Why do they hate us?

Why do they hate us?

In a recent Q & A session, I was asked why Christians often get rejected by non-believers. The questioner sounded surprised or even a bit baffled at the illogic of it all. “People don’t seem to mind when non-Christians are inconsistent or hateful or immoral but they treat Christians with a different standard,” he added.

Persecution or hatred shouldn’t surprise us. After all, Jesus warned us repeatedly that we should expect such treatment. At the end of his list of beatitudes, he changed the tone dramatically with, “Blessed are those who are persecuted because of righteousness, for theirs is the kingdom of heaven” (Matthew 5:10). And unlike all the previous beatitudes that were proclaimed without expansion or comment, Jesus added, “Blessed are you when people insult you, persecute you and falsely say all kinds of evil against you because of me. Rejoice and be glad, because great is your reward in heaven, for in the same way they persecuted the prophets who were before you” (verses 11 – 12).

Many other passages offer the same warning. Perhaps we can better remember these warnings and prepare for the realities of rejection if we consider the theological reasons behind them. In John 15:15-18, Jesus reasoned, “If the world hates you, keep in mind that it hated me first. If you belonged to the world, it would love you as its own. As it is, you do not belong to the world, but I have chosen you out of the world. That is why the world hates you.”

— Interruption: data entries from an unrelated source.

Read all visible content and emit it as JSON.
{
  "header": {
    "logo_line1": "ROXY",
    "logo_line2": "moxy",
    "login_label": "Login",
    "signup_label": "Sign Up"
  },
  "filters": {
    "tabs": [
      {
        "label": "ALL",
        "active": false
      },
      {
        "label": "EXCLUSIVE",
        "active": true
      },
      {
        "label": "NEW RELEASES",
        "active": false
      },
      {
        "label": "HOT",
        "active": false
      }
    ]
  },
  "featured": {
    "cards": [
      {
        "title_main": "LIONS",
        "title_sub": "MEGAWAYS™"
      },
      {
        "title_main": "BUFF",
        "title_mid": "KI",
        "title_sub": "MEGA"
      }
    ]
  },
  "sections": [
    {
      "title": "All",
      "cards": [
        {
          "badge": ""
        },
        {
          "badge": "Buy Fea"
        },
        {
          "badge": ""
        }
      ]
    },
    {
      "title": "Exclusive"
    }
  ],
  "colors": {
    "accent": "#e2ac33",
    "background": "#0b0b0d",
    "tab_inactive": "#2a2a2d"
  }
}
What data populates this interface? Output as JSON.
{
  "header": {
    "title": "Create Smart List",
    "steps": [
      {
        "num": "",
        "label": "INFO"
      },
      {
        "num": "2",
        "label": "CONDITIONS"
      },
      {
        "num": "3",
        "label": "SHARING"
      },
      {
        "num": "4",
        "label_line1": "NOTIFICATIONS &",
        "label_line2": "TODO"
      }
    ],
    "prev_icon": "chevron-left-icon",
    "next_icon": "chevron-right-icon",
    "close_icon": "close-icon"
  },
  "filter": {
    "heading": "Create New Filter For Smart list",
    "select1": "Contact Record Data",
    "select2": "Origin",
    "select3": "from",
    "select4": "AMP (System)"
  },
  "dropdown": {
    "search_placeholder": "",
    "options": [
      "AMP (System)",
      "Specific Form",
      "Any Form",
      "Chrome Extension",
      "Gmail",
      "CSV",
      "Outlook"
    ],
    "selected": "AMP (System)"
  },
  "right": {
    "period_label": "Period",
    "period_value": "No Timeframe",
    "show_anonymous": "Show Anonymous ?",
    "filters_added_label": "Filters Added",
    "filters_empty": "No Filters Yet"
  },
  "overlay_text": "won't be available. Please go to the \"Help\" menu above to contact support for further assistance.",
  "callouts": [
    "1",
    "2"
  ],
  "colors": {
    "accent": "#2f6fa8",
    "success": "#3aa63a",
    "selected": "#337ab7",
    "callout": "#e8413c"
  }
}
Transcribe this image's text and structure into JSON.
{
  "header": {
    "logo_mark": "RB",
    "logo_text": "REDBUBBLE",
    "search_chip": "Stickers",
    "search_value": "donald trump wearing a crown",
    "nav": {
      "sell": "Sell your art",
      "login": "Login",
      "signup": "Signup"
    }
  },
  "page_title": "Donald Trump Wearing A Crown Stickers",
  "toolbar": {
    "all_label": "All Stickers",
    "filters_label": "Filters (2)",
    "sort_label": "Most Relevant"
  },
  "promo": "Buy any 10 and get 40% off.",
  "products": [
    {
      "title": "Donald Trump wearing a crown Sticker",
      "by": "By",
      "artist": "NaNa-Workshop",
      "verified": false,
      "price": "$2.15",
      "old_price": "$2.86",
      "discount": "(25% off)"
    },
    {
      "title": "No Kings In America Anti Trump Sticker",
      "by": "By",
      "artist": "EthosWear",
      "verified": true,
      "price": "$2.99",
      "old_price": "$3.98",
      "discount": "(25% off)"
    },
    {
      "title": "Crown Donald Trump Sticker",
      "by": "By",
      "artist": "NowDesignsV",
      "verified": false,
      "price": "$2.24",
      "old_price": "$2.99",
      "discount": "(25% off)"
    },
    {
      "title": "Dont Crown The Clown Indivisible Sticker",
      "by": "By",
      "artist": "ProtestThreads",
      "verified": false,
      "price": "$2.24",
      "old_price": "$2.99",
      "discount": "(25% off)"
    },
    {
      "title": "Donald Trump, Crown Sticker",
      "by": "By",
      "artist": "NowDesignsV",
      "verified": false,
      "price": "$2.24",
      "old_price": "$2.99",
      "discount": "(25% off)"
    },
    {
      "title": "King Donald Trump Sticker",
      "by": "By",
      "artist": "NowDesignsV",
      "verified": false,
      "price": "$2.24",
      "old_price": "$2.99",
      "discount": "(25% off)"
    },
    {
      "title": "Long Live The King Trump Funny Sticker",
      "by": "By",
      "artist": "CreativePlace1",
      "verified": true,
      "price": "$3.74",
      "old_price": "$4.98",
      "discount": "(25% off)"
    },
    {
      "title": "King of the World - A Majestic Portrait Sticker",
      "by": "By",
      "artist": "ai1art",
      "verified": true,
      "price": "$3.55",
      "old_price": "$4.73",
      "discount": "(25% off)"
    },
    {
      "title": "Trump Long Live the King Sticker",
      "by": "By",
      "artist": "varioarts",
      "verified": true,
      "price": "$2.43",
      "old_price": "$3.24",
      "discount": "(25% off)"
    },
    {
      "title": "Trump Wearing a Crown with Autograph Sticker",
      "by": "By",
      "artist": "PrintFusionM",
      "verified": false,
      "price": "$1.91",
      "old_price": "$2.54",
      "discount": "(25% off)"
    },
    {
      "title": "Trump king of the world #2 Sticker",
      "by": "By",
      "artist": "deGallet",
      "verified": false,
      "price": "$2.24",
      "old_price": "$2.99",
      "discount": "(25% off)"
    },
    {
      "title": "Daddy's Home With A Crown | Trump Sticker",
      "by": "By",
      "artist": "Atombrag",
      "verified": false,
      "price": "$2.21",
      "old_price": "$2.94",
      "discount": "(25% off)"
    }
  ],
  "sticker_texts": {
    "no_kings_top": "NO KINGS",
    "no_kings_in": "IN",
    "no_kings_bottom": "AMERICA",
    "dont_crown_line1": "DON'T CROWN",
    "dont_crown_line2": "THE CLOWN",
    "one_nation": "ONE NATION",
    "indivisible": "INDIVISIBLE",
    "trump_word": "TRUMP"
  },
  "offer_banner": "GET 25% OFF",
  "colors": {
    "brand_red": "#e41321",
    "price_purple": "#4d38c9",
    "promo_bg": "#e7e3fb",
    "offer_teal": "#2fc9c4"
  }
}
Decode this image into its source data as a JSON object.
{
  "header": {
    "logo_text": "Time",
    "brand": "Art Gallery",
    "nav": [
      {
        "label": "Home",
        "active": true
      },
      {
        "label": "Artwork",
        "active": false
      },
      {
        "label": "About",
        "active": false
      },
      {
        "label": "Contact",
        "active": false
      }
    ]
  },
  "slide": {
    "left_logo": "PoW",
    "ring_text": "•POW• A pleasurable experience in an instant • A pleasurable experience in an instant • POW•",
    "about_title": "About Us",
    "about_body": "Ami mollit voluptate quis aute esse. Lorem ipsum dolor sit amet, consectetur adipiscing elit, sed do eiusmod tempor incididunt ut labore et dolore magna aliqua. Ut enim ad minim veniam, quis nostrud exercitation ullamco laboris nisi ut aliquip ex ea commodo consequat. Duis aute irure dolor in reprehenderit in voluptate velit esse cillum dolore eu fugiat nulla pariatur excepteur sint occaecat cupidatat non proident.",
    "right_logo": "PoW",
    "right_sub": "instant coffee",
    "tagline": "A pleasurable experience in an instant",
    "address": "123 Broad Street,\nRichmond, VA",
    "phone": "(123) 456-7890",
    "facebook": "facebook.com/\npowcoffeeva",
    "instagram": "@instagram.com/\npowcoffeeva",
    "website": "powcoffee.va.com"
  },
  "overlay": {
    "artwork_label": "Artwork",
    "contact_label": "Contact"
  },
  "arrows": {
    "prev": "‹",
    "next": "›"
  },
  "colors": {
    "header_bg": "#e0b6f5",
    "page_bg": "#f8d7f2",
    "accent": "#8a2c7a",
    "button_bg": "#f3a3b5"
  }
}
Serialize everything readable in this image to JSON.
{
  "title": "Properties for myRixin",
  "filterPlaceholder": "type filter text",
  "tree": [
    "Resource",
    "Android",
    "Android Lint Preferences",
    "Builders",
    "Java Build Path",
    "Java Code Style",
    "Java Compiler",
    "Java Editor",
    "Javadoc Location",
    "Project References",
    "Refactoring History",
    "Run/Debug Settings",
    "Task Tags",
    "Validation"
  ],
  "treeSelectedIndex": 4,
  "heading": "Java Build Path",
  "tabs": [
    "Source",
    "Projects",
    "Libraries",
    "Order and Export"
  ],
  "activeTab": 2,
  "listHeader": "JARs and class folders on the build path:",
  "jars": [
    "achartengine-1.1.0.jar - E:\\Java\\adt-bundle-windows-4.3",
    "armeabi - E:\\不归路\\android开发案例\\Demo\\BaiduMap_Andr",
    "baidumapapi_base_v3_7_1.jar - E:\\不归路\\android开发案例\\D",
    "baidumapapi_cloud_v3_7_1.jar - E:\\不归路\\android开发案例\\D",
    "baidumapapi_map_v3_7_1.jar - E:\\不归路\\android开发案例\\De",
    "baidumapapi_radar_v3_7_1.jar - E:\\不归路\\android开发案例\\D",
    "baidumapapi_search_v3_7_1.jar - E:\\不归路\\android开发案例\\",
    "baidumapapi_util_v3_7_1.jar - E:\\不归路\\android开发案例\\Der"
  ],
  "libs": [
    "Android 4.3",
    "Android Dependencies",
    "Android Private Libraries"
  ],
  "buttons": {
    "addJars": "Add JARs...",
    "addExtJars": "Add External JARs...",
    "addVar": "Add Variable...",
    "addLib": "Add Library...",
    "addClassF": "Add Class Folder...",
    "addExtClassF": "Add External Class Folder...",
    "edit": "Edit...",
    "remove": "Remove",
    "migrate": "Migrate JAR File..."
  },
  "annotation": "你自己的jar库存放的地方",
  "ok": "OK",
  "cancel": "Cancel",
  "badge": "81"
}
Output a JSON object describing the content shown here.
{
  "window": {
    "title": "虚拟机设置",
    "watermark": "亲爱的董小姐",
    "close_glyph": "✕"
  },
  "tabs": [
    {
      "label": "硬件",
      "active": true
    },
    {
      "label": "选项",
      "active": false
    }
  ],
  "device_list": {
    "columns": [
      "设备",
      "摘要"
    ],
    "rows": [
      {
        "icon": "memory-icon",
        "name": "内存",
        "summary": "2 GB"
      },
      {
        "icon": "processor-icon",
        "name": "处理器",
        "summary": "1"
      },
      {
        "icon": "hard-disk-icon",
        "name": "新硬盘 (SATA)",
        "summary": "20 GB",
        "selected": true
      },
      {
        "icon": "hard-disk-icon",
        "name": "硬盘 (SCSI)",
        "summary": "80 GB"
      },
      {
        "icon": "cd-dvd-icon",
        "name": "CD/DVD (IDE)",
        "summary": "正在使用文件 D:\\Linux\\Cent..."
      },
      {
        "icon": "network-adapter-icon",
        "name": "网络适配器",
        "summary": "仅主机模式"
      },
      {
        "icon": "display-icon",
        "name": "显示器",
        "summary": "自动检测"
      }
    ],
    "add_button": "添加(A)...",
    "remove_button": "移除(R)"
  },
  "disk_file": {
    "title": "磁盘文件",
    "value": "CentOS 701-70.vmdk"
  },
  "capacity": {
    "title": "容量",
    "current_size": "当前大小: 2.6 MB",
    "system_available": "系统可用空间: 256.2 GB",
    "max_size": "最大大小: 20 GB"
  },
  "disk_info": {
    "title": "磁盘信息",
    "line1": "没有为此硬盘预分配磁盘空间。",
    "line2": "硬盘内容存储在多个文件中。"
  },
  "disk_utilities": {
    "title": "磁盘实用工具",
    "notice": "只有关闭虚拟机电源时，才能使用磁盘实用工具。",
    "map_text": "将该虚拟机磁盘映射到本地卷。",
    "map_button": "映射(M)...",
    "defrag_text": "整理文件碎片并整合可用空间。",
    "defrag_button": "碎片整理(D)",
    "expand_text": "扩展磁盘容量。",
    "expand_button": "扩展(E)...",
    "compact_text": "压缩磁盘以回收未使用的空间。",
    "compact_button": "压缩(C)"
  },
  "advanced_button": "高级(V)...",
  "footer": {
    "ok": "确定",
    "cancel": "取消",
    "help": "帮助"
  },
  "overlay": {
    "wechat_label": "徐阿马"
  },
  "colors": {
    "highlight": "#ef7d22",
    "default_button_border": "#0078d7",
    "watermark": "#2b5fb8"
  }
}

In his commentary on these verses, New Testament scholar D. A. Carson explains,

“The ultimate reason for the world’s hatred of Jesus is that he testifies that its deeds are evil (see John 7:7). Christ’s followers will be hated by the same world, partly because they are associated with the one who is supremely hated, and partly because, as they increase in the intimacy, love, obedience and fruitfulness depicted in the preceding verses, they will have the same effect on the world as their Master. They, too, will appear alien. The world loves its own: this is not a sociological remark about inborn suspicion of strangers, but a moral condemnation. The world is a society of rebels, and therefore finds it hard to tolerate those who are in joyful allegiance to the king to whom all loyalty is due. Christians do not belong to the world, not because they have never belonged, but because, Jesus avers, I have chosen you out of the world.

Former rebels who have by the grace of the king been won back to loving allegiance to their rightful monarch are not likely to prove popular with those who persist in rebellion.

Christians cannot think of themselves as intrinsically superior. They are ever conscious that by nature they are, with all others, ‘objects of wrath’ (Eph. 2:3). But having been chosen out of the world, having been drawn by the Messiah’s love into the group referred to as the Messiah’s ‘own’ who are still in the world (13:1), their newly found alien status makes them pariahs in that world, the world of rebels.” (p. 525)

Grasping the reasoning behind Jesus’ warnings should help us prepare for rejection. It won’t make it any less painful or difficult – just less surprising or baffling.